Perhatian Gubernur tertuju pada kondisi anak-anak pengungsi yang tidur hanya beralaskan tikar di lantai dingin gereja. “Tidak boleh lama-lama masyarakat meninggalkan kampung halamannya. Apalagi di sini hanya tidur beralaskan tikar, berbahaya untuk kesehatan mereka. Bahkan di sini banyak anak-anak, pendidikannya bisa terganggu,” ujarnya dengan penuh keprihatinan.
Dalam salah satu dialognya dengan masyarakat, perhatian Gubernur tertarik pada seorang bayi mungil berusia enam bulan yang berada di gendongan ibunya. Bayi itu adalah Nina Songgonau, yang saat itu dengan manis tersenyum ketika Dr. Ribka Haluk menggendong dan mencium pipinya.
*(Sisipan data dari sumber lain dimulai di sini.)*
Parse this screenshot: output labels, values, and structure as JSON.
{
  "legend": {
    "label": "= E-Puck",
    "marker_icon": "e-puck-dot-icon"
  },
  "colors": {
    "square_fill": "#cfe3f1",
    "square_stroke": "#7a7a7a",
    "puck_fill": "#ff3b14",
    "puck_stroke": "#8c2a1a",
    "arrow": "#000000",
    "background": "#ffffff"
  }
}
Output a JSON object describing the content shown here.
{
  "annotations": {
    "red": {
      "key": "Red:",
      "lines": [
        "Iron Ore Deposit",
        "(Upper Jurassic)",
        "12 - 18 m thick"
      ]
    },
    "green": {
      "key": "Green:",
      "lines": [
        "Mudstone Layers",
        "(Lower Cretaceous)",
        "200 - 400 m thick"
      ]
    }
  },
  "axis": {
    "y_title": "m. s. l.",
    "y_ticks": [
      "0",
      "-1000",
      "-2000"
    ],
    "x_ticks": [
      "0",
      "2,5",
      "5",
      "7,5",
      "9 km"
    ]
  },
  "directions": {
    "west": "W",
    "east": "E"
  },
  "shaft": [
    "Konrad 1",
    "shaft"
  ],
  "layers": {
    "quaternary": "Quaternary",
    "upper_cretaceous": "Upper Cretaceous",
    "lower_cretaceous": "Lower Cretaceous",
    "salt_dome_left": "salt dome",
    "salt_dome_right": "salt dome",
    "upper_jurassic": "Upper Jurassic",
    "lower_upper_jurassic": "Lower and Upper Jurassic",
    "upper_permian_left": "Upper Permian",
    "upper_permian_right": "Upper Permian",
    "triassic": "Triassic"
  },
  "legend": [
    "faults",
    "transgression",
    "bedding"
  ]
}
Tersentuh oleh momen tersebut, Dr. Ribka Haluk meminta izin kepada orang tua bayi itu untuk menambahkan nama “Ribka” di nama bayi tersebut. Tanpa ragu, ibu dari bayi tersebut, Lince Kobogau, mengiyakan dengan senyum lebar. Kini, bayi itu dikenal dengan nama Nina Ribka Songgonau.
“Nama bayi ini sebelumnya Nina Songgonau dan kini berubah menjadi Nina Ribka Songgonau. Sekarang, Nina Ribka Songgonau telah saya angkat menjadi putri saya,” jelas Dr. Ribka Haluk dengan senyum lebar.
Tidak hanya sekadar mengganti nama, Dr. Ribka Haluk juga berencana untuk terus menjalin komunikasi dengan kedua orang tua bayi tersebut. Ia memerintahkan stafnya untuk berkoordinasi dengan kedua orang tua Nina Ribka Songgonau dan berencana mengunjungi mereka dalam waktu dekat.
“Saya sangat bahagia bisa menjadikan salah satu putri dari Distrik Bibida menjadi putri saya. Mohon doanya agar Nina Ribka Songgonau kelak menjadi seorang gadis yang membanggakan orang tuanya,” tutup Dr. Ribka Haluk dengan penuh harap.
Di sisi lain, Lince Kobogau, ibu dari Nina Ribka Songgonau, merasakan kebahagiaan dan kebanggaan yang mendalam. Ia berharap putrinya dapat mengikuti jejak Dr. Ribka Haluk dan tumbuh menjadi seseorang yang membanggakan.
“Pastinya saya senang dan bahagia. Mohon doanya, agar Nina sehat-sehat dan bertumbuh menjadi anak yang membanggakan orang tuanya,” ujar Lince dengan mata berkaca-kaca.
Langkah yang diambil oleh Penjabat Gubernur Papua Tengah ini bukan hanya sekadar bentuk kepedulian terhadap masyarakat yang terdampak, tetapi juga menjadi simbol harapan dan kasih sayang di tengah krisis yang melanda. Bagi Nina Ribka Songgonau dan keluarganya, ini adalah awal baru yang penuh dengan peluang dan harapan.